Just last year, alien search project Breakthrough Initiatives declared an aspiring plan to send tons of minute spacecraft to our nearby neighboring star system, Alpha Centauri.
The mission, called Breakthrough Starshot, is concentrated on launching lightweight ‘nanocraft’ to the stars at rip-roaring speeds. Lately, the mission took a giant leap toward accomplishing its crucial goal by effectively sending six test craft into Low Earth Orbit.
The small spacecraft, called “Sprites,” is just 3.5 centimeters on each side and weigh about only four grams. Aerospace engineer Zac Manchester, who is leading the design on the Sprites, has been working on them for the last 10 years.
Manchester said:
“What we’ve set out to do from the beginning is push the size limits of spacecraft. The question was how small can we make a satellite and still make it do something useful. One of the challenges is how can you get enough power, and given the tiny power you can harvest, how do you communicate back to Earth?”
Manchester and his companion researchers are confident that ultimately, mini spacecraft alike to the Sprites—called StarChips—will be able to travel at 20% the speed of light, which is almost 37,000 miles per second. It would take a spacecraft moving at this speed less than seven seconds to reach the Moon from Earth, according to Sky and Telescope.
Those are speeds and distances have never been achieved before. Presently, the furthermost spacecraft ever fabricated is NASA’s Voyager 1, which was launched in 1977, and only just reached Interstellar space a few years back.
For now, the Sprites are travelling in Low Earth Orbit.

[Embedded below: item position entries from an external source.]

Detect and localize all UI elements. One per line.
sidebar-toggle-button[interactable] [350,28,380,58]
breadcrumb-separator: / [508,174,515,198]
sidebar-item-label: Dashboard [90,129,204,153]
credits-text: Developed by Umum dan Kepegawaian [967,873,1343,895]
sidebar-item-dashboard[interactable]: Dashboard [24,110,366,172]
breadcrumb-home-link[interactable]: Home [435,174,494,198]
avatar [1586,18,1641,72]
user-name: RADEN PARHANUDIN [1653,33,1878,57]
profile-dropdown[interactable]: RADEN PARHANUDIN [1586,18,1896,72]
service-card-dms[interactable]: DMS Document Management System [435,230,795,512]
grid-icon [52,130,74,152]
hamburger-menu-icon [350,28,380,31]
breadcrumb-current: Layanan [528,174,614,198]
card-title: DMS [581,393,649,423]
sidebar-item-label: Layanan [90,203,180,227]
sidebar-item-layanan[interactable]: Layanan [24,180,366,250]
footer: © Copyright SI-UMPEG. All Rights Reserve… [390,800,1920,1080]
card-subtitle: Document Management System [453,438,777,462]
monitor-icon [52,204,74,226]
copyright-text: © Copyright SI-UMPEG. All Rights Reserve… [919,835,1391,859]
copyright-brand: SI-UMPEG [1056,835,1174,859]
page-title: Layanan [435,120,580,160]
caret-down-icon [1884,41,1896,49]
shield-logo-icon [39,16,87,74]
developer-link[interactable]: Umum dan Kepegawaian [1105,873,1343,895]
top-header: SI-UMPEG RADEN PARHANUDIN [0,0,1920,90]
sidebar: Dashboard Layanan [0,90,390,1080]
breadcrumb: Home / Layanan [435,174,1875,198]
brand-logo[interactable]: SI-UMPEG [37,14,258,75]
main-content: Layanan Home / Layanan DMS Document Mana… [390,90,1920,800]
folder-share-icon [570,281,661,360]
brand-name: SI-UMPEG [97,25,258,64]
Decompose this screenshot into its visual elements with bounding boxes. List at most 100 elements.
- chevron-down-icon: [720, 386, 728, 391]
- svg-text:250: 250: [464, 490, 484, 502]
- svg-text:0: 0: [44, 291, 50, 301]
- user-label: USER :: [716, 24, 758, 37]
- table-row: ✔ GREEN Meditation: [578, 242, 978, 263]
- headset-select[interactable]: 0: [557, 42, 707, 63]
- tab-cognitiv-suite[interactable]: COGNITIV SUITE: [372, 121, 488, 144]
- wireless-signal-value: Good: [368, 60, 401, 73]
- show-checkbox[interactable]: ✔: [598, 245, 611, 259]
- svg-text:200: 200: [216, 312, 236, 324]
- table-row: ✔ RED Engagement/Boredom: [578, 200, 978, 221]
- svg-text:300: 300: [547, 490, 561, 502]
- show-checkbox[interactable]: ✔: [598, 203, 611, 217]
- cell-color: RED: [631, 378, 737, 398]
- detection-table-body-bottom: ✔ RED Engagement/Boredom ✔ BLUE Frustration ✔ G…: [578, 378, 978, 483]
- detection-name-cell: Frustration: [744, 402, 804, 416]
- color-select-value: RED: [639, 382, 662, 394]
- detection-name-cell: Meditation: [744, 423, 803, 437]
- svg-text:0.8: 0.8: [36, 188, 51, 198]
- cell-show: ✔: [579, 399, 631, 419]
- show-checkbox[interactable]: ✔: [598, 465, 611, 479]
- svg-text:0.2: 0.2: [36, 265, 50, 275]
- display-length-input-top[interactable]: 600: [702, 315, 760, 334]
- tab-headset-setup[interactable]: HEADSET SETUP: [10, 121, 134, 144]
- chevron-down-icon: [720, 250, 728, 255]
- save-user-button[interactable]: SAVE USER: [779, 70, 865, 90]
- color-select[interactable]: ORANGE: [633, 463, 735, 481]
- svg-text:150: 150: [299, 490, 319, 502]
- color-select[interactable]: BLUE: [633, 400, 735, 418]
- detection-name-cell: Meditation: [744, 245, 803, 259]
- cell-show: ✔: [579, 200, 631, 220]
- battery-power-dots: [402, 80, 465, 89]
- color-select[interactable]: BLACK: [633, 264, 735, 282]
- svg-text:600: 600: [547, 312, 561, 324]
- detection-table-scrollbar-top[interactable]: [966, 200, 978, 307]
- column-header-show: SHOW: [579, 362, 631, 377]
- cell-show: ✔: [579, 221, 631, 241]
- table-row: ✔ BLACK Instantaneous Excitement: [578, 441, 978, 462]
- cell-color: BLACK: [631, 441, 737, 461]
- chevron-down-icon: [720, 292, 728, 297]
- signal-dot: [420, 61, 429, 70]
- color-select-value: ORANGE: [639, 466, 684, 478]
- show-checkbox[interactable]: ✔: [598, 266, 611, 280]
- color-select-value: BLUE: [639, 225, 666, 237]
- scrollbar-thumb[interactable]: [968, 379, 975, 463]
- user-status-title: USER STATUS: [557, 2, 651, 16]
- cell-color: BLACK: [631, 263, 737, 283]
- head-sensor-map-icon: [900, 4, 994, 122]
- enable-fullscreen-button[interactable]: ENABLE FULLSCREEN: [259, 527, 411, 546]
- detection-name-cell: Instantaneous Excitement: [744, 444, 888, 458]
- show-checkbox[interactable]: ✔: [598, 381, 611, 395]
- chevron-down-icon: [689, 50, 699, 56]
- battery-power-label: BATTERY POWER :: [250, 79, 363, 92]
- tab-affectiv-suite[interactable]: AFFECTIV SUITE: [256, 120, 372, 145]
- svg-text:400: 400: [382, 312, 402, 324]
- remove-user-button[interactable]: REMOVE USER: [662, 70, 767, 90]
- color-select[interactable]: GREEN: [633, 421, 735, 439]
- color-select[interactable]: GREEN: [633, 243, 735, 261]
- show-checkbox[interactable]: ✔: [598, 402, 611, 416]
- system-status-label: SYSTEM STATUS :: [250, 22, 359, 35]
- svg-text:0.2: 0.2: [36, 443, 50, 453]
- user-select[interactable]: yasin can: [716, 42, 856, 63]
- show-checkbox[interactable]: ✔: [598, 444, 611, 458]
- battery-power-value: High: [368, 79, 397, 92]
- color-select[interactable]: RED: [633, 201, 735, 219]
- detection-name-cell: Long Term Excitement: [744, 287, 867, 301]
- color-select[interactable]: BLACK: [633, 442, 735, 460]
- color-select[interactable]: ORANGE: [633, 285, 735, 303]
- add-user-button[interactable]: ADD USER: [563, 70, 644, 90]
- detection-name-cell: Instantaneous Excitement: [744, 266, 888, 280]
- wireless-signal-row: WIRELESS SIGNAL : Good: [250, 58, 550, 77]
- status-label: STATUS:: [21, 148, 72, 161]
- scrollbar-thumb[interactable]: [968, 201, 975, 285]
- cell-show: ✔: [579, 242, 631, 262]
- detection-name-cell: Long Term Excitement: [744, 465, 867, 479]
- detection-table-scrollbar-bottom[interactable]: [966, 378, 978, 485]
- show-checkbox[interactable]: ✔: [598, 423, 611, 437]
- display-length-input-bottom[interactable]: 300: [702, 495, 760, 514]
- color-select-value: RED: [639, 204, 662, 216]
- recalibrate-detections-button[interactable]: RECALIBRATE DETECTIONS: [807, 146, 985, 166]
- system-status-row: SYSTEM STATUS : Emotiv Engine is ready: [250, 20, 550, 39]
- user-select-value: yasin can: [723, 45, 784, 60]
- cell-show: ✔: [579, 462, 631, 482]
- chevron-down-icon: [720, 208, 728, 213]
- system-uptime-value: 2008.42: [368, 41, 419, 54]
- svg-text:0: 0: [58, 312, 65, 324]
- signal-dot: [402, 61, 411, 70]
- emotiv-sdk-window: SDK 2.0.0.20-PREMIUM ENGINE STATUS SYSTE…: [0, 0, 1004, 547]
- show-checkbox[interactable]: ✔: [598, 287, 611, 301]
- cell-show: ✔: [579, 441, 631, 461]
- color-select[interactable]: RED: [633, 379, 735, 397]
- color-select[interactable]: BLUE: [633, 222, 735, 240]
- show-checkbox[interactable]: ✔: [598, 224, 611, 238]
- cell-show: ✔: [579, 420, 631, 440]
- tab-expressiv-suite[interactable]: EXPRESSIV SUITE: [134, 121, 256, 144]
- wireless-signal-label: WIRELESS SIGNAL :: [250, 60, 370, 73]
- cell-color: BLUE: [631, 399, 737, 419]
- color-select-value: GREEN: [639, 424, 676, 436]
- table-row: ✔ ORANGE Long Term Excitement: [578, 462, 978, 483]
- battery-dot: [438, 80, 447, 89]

They were launched on June 23rd on an Indian rocket called the Polar Satellite Launch Vehicle (PSLV). Breakthrough Starshot expects that a second satellite will be launched more soon.
Understandably, much more work is needed to be done before we get our hopes up about an interstellar journey. But for astrobiology geeks and tinfoil hat followers alike, the Sprites’ effective launch could be a significant step toward finding life beyond Earth.
Manchester said:
“The distances are immense and it’s a big challenge. We’re a long way out to the eventual goals [of Breakthrough Starshot], but we’re setting the early precedent here.”